Due to this, most investors hold on to their assets and do not spend or transact with them.
Despite declining revenues, BTC miners appear committed to holding their assets instead of selling to shore up their earnings.
CryptoQuant’s data shows that daily BTC outflows from miner wallets to exchanges have fallen sharply, from a February peak of 23,000 BTC to just 4,000 BTC as of June 26.
This reluctance to sell is also evident among so-called “Satoshi-era” miners, who have offloaded just 150 BTC in 2025, down from 10,000 BTC sold throughout 2024.
CryptoQuant attributes this behavior to relatively healthy operating margins.

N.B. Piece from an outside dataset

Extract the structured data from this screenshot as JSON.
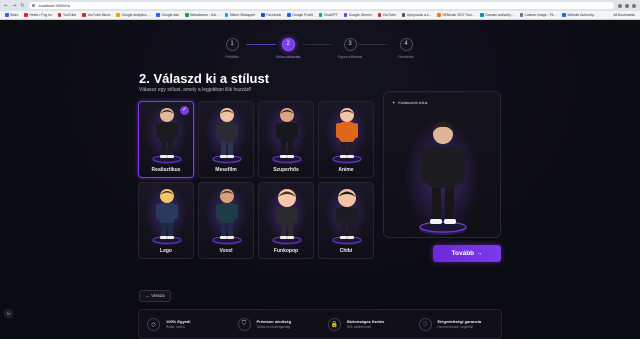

According to the firm, miners still operate with a 48% margin based on Net Unrealized Profit and Loss (NUPL) metrics data.
Moreover, Miner-held Bitcoin reserves have also risen over the past months.
According to CryptoQuant, wallets holding between 100 and 1,000 BTC have increased their collective holdings from 61,000 BTC at the end of March to 65,000 BTC by June 26. This is the highest level since November 2024, signaling continued confidence and limited desire to cash out.